Tashkent, Uzbekistan (UzDaily.com) --
MTS’ market share in Uzbekistan was at 46% at the end of the fourth quarter of 2008 compared to 49%, Russia’s Mobile TeleSystems OJSC said on 11 March. The revenue of MTS-Uzbekistan made up US$115.7 million in the fourth quarter and US$391.4 million in 2008.
The company said the revenue increased by 12% in the fourth quarter compared to the third quarter of 2008 and 58% in 2008 against 2007.
The company said approximately 600,000 new subscribers were added in Uzbekistan in the reporting period. Total number of subscribers made up 5.65 million users, the company said. During the quarter mobile penetration in Uzbekistan increased from 38% to 44%.

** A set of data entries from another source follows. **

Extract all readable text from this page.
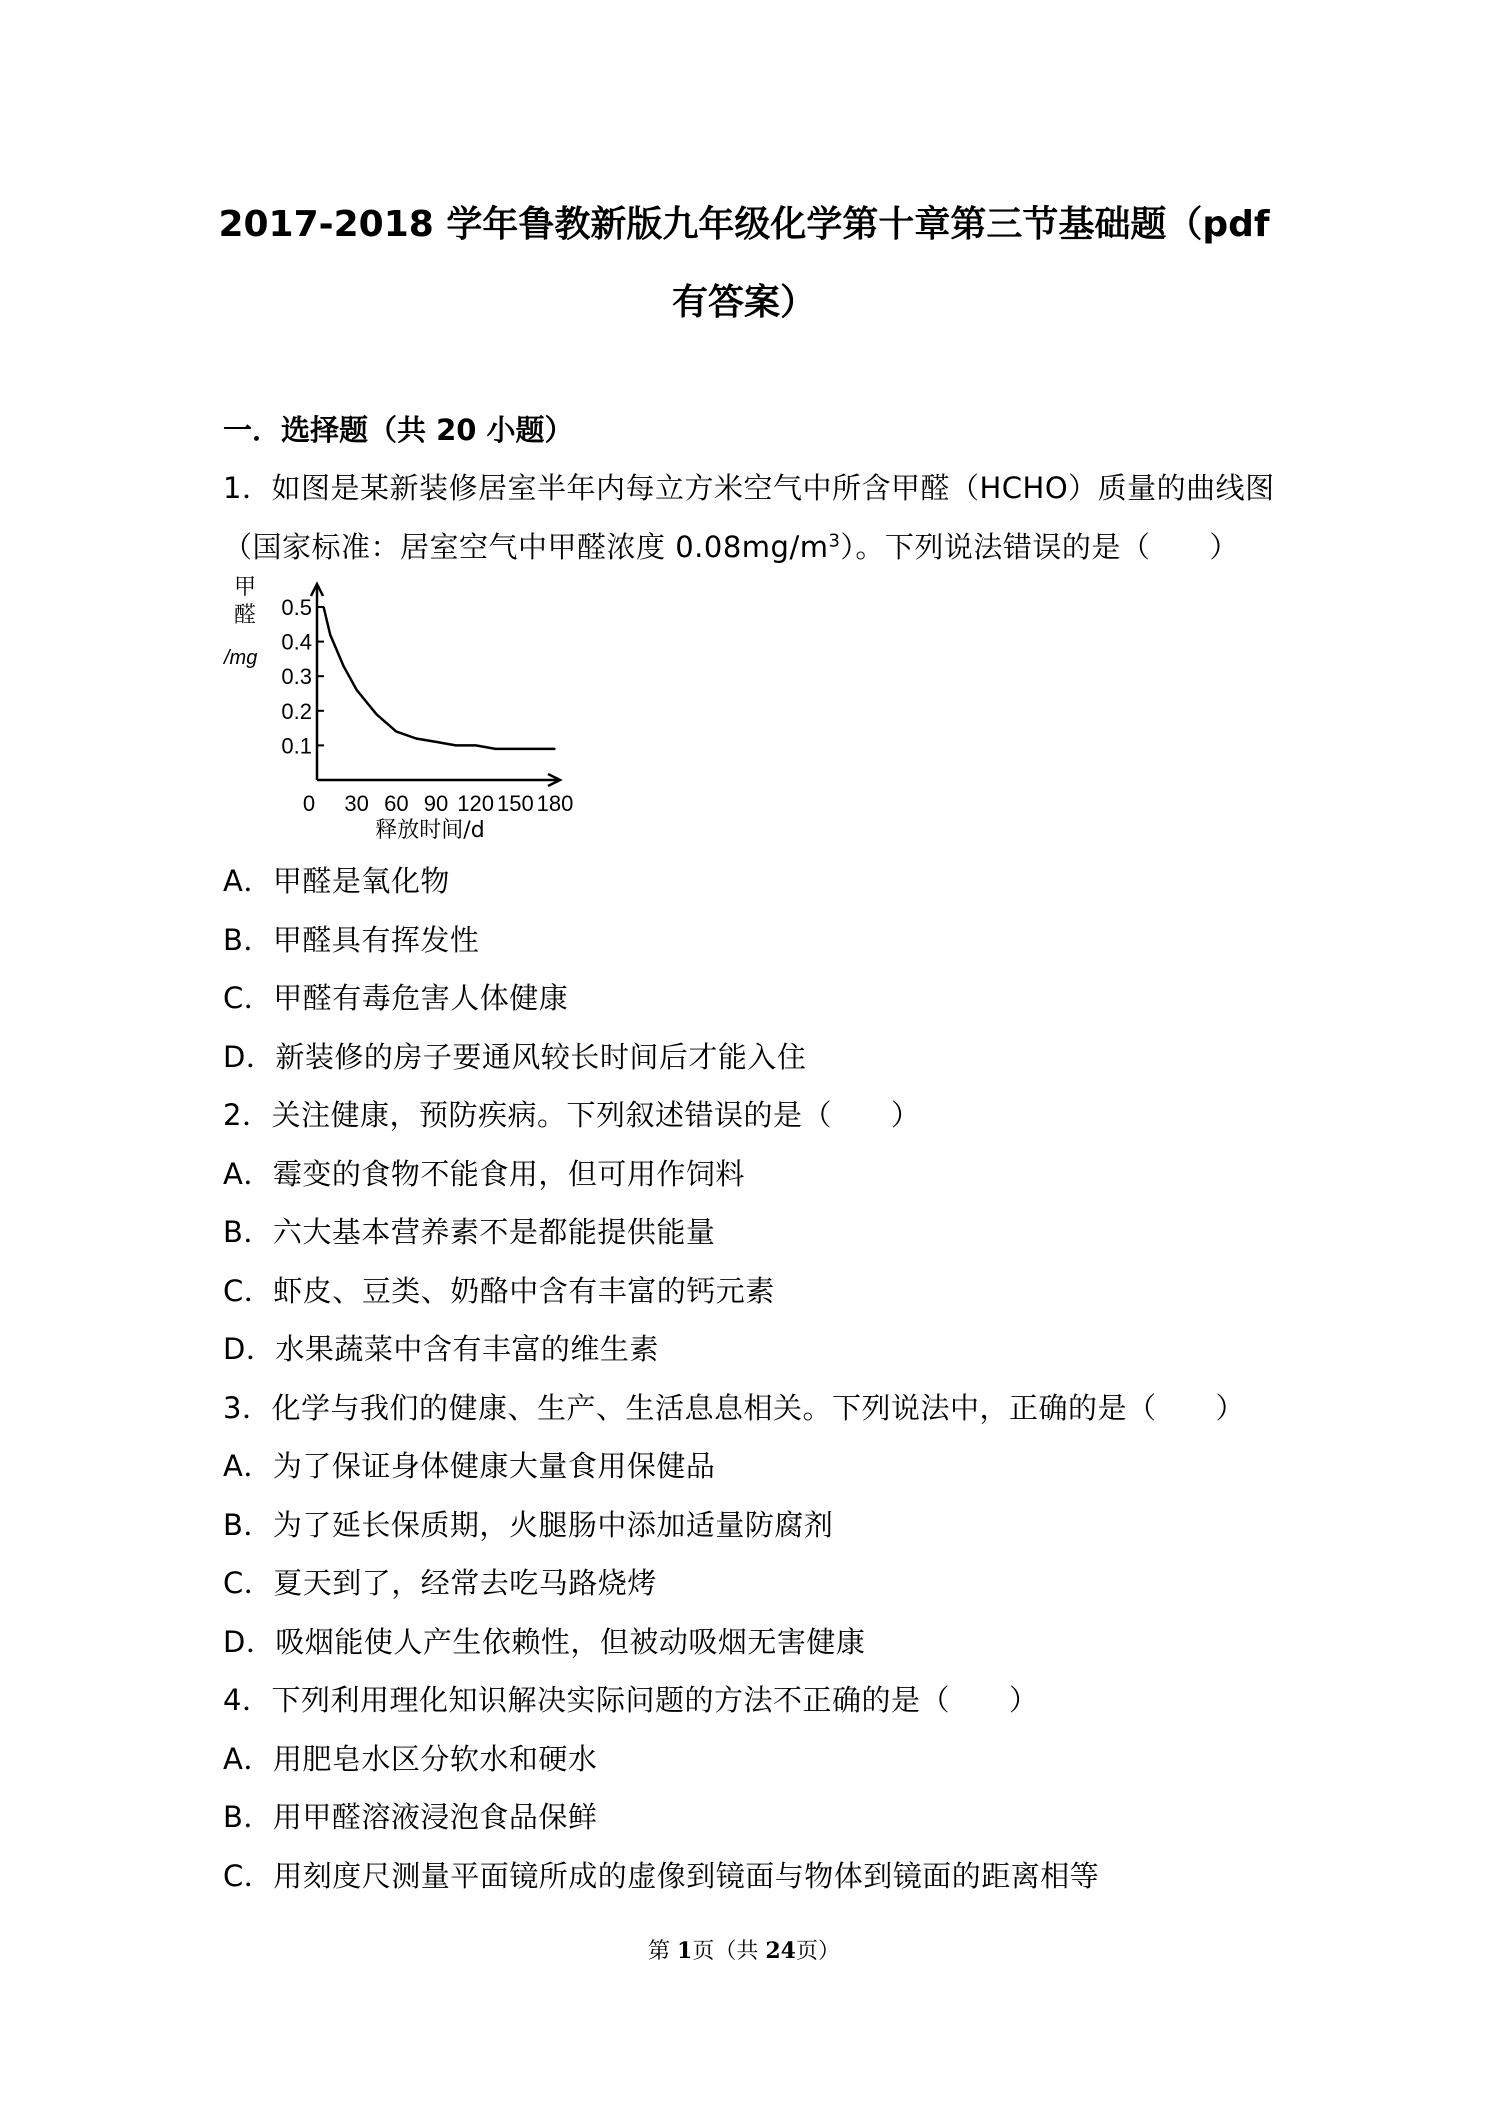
2017-2018 学年鲁教新版九年级化学第十章第三节基础题（pdf
有答案）
一．选择题（共 20 小题）
1．如图是某新装修居室半年内每立方米空气中所含甲醛（HCHO）质量的曲线图
（国家标准：居室空气中甲醛浓度 $0.08mg/m^3$）。下列说法错误的是（　　）
0.1
0.2
0.3
0.4
0.5
0 30 60 90 120 150 180
甲
醛
/mg
释放时间/d
A．甲醛是氧化物
B．甲醛具有挥发性
C．甲醛有毒危害人体健康
D．新装修的房子要通风较长时间后才能入住
2．关注健康，预防疾病。下列叙述错误的是（　　）
A．霉变的食物不能食用，但可用作饲料
B．六大基本营养素不是都能提供能量
C．虾皮、豆类、奶酪中含有丰富的钙元素
D．水果蔬菜中含有丰富的维生素
3．化学与我们的健康、生产、生活息息相关。下列说法中，正确的是（　　）
A．为了保证身体健康大量食用保健品
B．为了延长保质期，火腿肠中添加适量防腐剂
C．夏天到了，经常去吃马路烧烤
D．吸烟能使人产生依赖性，但被动吸烟无害健康
4．下列利用理化知识解决实际问题的方法不正确的是（　　）
A．用肥皂水区分软水和硬水
B．用甲醛溶液浸泡食品保鲜
C．用刻度尺测量平面镜所成的虚像到镜面与物体到镜面的距离相等
第 1页（共 24页）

OIBDA up 54% year-on-year to US$242.9 million in 2008. The company said OIBDA margin was 62.1%. The fourth quarter net income grew by 11.6% year-on-year to US$34.6 million and decreased by 20.5% compared to the third quarter. Net income of MTS-Uzbekistan in 2008 was US$150.3 million or up 67% year-on-year.
Operating income before depreciation and amortization (OIBDA) represents operating income before depreciation and amortization. OIBDA margin is defined as OIBDA as a percentage of net revenues.
The MOU decreased sequentially in the third quarter 2008 to 497 minutes from 525 minutes in the third quarter of 2008. However, the MOU grew from 516 minutes in 2007 to 536 minutes in 2008. Average monthly minutes of usage per subscriber (MOU) is calculated by dividing the total number of minutes of usage during a given period by the average number of our subscribers during the period and dividing by the number of months in that period.
ARPU decreased from US$10 in the end of fourth quarter of 2007 to US$7.2 in the same period of 2008. ARPU fell from US$9.7 in 2007 to US$7.7 in 2008. Average monthly service revenue per subscriber (ARPU) is calculated by dividing service revenues for a given period, including interconnect and guest roaming fees, by the average number of our subscribers during that period and dividing by the number of months in that period.
SAC increased sequentially from US$4.8 in the fourth quarter of 2007 to US$8.7 in the same period of 2008. SAC also increased from 4.3 in the end of 2007 to US$7.7 in 2008. Subscriber acquisition cost (SAC) is total sales and marketing expenses and handset subsidies for a given period. Sales and marketing expenses include advertising expenses and commissions to dealers. SAC per gross additional subscriber is calculated by dividing SAC during a given period by the total number of gross subscribers added by us during the period.
MTS’ expenditure on property, plant and equipment in the fourth quarter totalled US$35 million in Uzbekistan. The company spent approximately $6 million on the purchase of intangible assets in Uzbekistan.